= Reproductive system disease =

Disease of the human reproductive system

A reproductive system disease is any disease of the human reproductive system.

==Types==

===Infections===
Reproductive tract infection (RTI) are infections that affects the reproductive tract, which is part of the reproductive system. For females, reproductive tract infections can affect the upper reproductive tract (fallopian tubes, ovary and uterus) and the lower reproductive tract (vagina, cervix and vulva); for males these infections affect the penis, testicles, urethra or the vas deferens. The three types of reproductive tract infections are endogenous infections, iatrogenic infections, and the more commonly known sexually transmitted infections.

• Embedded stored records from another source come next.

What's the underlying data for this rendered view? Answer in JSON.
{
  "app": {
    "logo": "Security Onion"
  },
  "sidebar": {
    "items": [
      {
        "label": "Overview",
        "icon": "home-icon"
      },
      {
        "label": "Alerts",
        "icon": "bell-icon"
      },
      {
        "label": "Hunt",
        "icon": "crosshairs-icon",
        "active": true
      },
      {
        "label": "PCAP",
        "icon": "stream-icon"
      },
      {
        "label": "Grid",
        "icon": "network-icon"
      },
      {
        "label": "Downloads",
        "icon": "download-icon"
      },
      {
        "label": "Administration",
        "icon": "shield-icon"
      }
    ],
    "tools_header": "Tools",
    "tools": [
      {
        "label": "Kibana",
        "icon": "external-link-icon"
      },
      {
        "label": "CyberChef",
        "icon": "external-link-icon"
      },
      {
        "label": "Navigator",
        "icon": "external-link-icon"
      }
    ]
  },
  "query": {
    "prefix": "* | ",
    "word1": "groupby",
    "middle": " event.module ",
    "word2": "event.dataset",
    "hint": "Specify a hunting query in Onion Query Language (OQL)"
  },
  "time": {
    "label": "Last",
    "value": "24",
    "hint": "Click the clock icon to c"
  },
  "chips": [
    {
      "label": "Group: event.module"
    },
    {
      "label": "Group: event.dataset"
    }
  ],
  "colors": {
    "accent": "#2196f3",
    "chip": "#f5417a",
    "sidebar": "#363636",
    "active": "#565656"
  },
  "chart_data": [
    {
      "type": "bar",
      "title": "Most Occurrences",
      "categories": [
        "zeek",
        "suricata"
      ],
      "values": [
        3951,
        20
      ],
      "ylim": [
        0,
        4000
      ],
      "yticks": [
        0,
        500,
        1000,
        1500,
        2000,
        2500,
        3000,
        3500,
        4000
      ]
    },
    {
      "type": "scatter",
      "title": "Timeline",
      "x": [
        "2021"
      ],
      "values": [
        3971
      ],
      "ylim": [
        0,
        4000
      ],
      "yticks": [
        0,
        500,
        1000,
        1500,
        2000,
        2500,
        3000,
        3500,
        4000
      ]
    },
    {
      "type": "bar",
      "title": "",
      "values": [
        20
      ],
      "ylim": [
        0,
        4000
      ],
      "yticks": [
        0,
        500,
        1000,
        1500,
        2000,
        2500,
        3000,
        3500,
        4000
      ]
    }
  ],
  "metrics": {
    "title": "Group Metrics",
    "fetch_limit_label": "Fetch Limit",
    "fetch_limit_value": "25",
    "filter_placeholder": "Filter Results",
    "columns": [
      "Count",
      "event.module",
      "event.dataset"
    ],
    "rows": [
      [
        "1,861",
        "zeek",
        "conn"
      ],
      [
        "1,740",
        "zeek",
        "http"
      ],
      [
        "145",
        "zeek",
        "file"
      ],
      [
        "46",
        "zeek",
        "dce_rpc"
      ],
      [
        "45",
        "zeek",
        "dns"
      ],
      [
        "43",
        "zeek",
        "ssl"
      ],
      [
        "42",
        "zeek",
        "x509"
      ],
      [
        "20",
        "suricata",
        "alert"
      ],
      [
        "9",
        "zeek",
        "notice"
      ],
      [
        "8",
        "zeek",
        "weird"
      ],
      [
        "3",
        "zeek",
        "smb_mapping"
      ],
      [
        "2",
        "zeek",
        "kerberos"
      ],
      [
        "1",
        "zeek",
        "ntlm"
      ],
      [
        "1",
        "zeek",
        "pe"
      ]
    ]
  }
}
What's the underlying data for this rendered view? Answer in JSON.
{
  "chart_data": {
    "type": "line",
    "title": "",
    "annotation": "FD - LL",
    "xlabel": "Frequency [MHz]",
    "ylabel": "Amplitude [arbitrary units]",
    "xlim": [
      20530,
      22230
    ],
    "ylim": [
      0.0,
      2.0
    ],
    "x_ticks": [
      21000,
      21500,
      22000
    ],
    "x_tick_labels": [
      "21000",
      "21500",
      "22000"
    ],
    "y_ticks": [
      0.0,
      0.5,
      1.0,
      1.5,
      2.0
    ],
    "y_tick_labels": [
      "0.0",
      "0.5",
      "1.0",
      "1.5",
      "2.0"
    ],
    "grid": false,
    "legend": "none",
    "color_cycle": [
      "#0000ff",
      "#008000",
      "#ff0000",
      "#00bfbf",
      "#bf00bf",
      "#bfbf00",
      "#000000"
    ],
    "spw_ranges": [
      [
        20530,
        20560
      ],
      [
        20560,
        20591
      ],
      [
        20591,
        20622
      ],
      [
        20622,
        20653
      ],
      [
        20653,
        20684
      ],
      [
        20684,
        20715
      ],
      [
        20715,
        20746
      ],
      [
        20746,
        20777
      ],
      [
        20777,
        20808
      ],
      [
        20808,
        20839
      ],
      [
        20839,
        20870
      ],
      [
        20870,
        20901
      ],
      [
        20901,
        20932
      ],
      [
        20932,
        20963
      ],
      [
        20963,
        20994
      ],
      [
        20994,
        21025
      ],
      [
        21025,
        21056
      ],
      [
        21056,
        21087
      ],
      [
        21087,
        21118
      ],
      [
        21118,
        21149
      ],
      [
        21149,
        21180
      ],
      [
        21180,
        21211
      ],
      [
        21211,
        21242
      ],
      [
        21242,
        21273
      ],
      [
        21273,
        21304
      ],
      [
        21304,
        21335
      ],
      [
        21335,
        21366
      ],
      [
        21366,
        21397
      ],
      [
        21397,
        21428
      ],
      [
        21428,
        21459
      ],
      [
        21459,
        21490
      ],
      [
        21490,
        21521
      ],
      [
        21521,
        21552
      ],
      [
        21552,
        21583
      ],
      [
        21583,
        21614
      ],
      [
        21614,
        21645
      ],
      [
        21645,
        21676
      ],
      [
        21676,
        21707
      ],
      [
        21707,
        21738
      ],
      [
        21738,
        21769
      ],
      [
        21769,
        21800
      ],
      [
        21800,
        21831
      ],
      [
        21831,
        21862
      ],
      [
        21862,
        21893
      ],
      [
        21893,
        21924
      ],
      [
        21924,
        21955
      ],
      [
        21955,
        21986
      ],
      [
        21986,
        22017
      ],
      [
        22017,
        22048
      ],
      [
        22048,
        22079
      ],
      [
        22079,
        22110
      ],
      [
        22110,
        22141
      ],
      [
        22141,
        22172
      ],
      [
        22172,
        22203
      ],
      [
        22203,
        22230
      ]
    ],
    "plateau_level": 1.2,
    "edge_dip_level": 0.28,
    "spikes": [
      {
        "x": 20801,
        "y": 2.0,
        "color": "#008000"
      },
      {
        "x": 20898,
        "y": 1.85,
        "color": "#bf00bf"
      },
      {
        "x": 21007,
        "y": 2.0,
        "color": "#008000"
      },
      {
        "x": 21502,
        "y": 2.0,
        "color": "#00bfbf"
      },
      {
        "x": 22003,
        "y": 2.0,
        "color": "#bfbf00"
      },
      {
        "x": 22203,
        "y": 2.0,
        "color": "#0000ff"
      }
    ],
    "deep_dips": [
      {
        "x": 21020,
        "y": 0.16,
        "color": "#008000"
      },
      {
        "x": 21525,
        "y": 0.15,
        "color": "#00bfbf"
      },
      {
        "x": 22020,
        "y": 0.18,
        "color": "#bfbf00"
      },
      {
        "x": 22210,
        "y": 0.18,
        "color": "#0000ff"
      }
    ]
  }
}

Each has its own specific causes and symptoms, caused by a bacterium, virus, fungus, or other organism. Some infections are easily treatable and can be cured, some are more difficult, and some are non-curable, such as AIDS and herpes.

===Congenital abnormalities===
Examples of congenital abnormalities of the reproductive system include:
- Kallmann syndrome - Genetic disorder causing decreased functioning of the sex hormone-producing glands caused by a deficiency of one or both testes from the scrotum.
- Androgen insensitivity syndrome - A genetic disorder causing people who are genetically male (i.e., XY chromosome pair) to develop sexually as a female due to an inability to utilize androgen.
- Intersexuality - A person who has genitalia and/or other sexual traits which are not clearly male or female.

===Examples of cancers===
Examples of cancers of the reproductive system include:
- Benign prostatic hyperplasia
- Breast cancer - Cancer of the mammary gland
- Cervical cancer - Cancer of the cervix
- Ovarian cancer - Cancer of the ovary
- Penile cancer - Cancer of the penis
- Prostate cancer - Cancer of the prostate gland
- Uterine cancer - Cancer of the uterus
- Testicular cancer - Cancer of the testicle
- Vulvar cancer - Cancer of the vulva

===Examples of functional problems===
Examples of functional problems of the reproductive system include:
- Impotence - The inability of a male to produce or maintain an erection.
- Hypogonadism - A lack of function of the gonads, in regard to either hormones or gamete production.
- Ectopic pregnancy - When a fertilized ovum is implanted in any tissue other than the uterine wall.
- Female sexual arousal disorder - A condition of decreased, insufficient, or absent lubrication in females during sexual activity
- Premature ejaculation - A lack of voluntary control over ejaculation.
- Dysmenorrhea - Is a medical condition of pain during menstruation that interferes with daily activities

===Endocrine===
It is also known that disruption of the endocrine system by certain chemicals adversely affects the development of the reproductive system and can cause vaginal cancer. Many other reproductive diseases have also been linked to exposure to synthetic and environmental chemicals. Common chemicals with known links to reproductive disorders include: lead, dioxins and dioxin-like compounds, styrene, toluene, BPA (Bisphenol A) and pesticides.